L’Italia ha «gonfiato» la ricchezza nazionale di 17,4 miliardi di euro
L’Italia registra una ‘economia criminale’ che in massima parte è gestita dalle organizzazioni mafiose e conta un volume d’affari annuo stimato in 40 miliardi di euro, pari a oltre il 2 per cento del nostro Pil. Lo sottolinea l’Ufficio studi della Cgia definendo l’impatto riconducibile alla Mafia Spa che, a titolo puramente statistico, presenta in Italia un «giro d’affari» inferiore solo al fatturato di Gse (Gestore dei Servizi Energetici), di Eni e di Enel.
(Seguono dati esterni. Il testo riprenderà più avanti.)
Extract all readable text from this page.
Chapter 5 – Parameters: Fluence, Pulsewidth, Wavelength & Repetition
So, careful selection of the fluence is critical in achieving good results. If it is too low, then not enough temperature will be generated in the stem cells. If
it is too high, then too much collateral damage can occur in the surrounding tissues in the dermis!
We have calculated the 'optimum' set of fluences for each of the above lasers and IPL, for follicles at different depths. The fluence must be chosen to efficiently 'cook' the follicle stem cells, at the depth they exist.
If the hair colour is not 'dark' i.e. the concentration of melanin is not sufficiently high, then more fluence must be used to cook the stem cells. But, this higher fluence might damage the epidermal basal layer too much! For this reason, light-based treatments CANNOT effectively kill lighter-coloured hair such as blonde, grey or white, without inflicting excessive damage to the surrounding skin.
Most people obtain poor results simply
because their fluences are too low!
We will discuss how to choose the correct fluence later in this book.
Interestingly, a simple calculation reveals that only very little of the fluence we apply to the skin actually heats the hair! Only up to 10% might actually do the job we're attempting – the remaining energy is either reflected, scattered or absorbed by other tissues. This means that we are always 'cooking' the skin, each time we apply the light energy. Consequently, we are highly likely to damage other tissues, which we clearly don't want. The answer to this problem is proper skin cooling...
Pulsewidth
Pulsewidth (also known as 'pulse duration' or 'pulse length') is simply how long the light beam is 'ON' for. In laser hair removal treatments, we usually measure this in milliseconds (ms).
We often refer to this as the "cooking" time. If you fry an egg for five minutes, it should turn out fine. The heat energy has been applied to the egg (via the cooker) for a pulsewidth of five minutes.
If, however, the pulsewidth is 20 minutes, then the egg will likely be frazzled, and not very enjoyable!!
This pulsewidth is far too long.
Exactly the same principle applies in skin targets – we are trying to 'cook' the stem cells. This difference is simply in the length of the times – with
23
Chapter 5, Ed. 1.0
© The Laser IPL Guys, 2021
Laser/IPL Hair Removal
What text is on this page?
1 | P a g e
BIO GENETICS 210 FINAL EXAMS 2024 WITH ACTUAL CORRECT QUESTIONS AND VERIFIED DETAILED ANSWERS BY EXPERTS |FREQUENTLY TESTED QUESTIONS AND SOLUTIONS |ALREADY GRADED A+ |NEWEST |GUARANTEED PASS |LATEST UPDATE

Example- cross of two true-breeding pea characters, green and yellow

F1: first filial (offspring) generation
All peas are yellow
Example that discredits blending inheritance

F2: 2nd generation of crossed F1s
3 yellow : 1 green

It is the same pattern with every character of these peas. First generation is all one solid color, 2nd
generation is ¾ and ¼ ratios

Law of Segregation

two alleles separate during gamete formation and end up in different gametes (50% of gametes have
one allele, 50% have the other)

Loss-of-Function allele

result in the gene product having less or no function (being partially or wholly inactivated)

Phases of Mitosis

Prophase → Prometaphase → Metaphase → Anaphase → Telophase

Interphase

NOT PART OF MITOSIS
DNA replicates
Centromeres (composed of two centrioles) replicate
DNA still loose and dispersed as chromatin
Sono dati, quelli relativi alle attività economiche criminali, che sono certamente sottostimati, in quanto – spiega l’associazione in una nota – «non siamo in grado di dimensionare anche i proventi ascrivibili all’infiltrazione di queste organizzazioni malavitose nell’economia legale».
La singolare scelta dell’Unione europea
Tuttavia, aggiunge la Cgia, «se a parole tutti siamo contro le mafie, nelle azioni concrete non sempre è così. Infatti, è quanto meno ‘imbarazzante’ che dal 2014, l’Unione europea, con apposito provvedimento legislativo consenta a tutti i paesi membri di conteggiare nel Pil alcune attività economiche illegali: come la prostituzione, il traffico di stupefacenti e il contrabbando di sigarette».
Grazie a questa scelta, nel 2020 (ultimo dato disponibile) l’Italia ha «gonfiato» la ricchezza nazionale di 17,4 miliardi di euro (quasi un punto di Pil). «Una decisione eticamente inaccettabile – continua la Cgia – da un lato lo Stato combatte e contrasta le mafie, dall’altro riconosce a queste organizzazioni criminali un ruolo attivo di ‘portatori di benessere economico’. In buona sostanza è come se sul piano statistico ammettessimo che anche una parte dell’economia illegale riconducibile a Mafia Spa è ‘buona e accettabile’; insomma, una componente ‘positiva’ della nostra ricchezza nazionale».
Penetrazione territoriale: non solo al Sud
Secondo la Banca d’Italia la penetrazione territoriale della Mafia Spa non riguarda solo il Sud; purtroppo presentano un indice di presenza mafiosa molto preoccupante anche realtà del Centro-Nord, in particolar modo le province di Roma, Latina, Genova, Imperia e Ravenna. Oltre ai 17,4 miliardi di euro legati alle attività illegali (attraverso il traffico di droga, contrabbando di sigarette e prostituzione), il nostro Pil nazionale ‘assorbe’ altri 157 miliardi di euro: di cui 79,7 sono «nascosti» dalla sottodichiarazione, 62,4 miliardi dal lavoro irregolare e 15,2 miliardi dalla voce Altro (ovvero, mance, affitti in nero, etc.).
I 174,4 miliardi di euro complessivi (17,4 più 157), compongono la cosiddetta economia non osservata che è interamente conteggiata nel nostro Pil nazionale. «Ancorché non sia possibile quantificarne la dimensione, è evidente che anche una parte importante di questo stock (157 miliardi) sia riconducibile alle organizzazioni criminali di stampo mafioso, a dimostrazione che i 40 miliardi di volume d’affari richiamati all’inizio di questo documento addebitati a Mafia Spa sono, purtroppo, sottostimati» conclude la Cgia.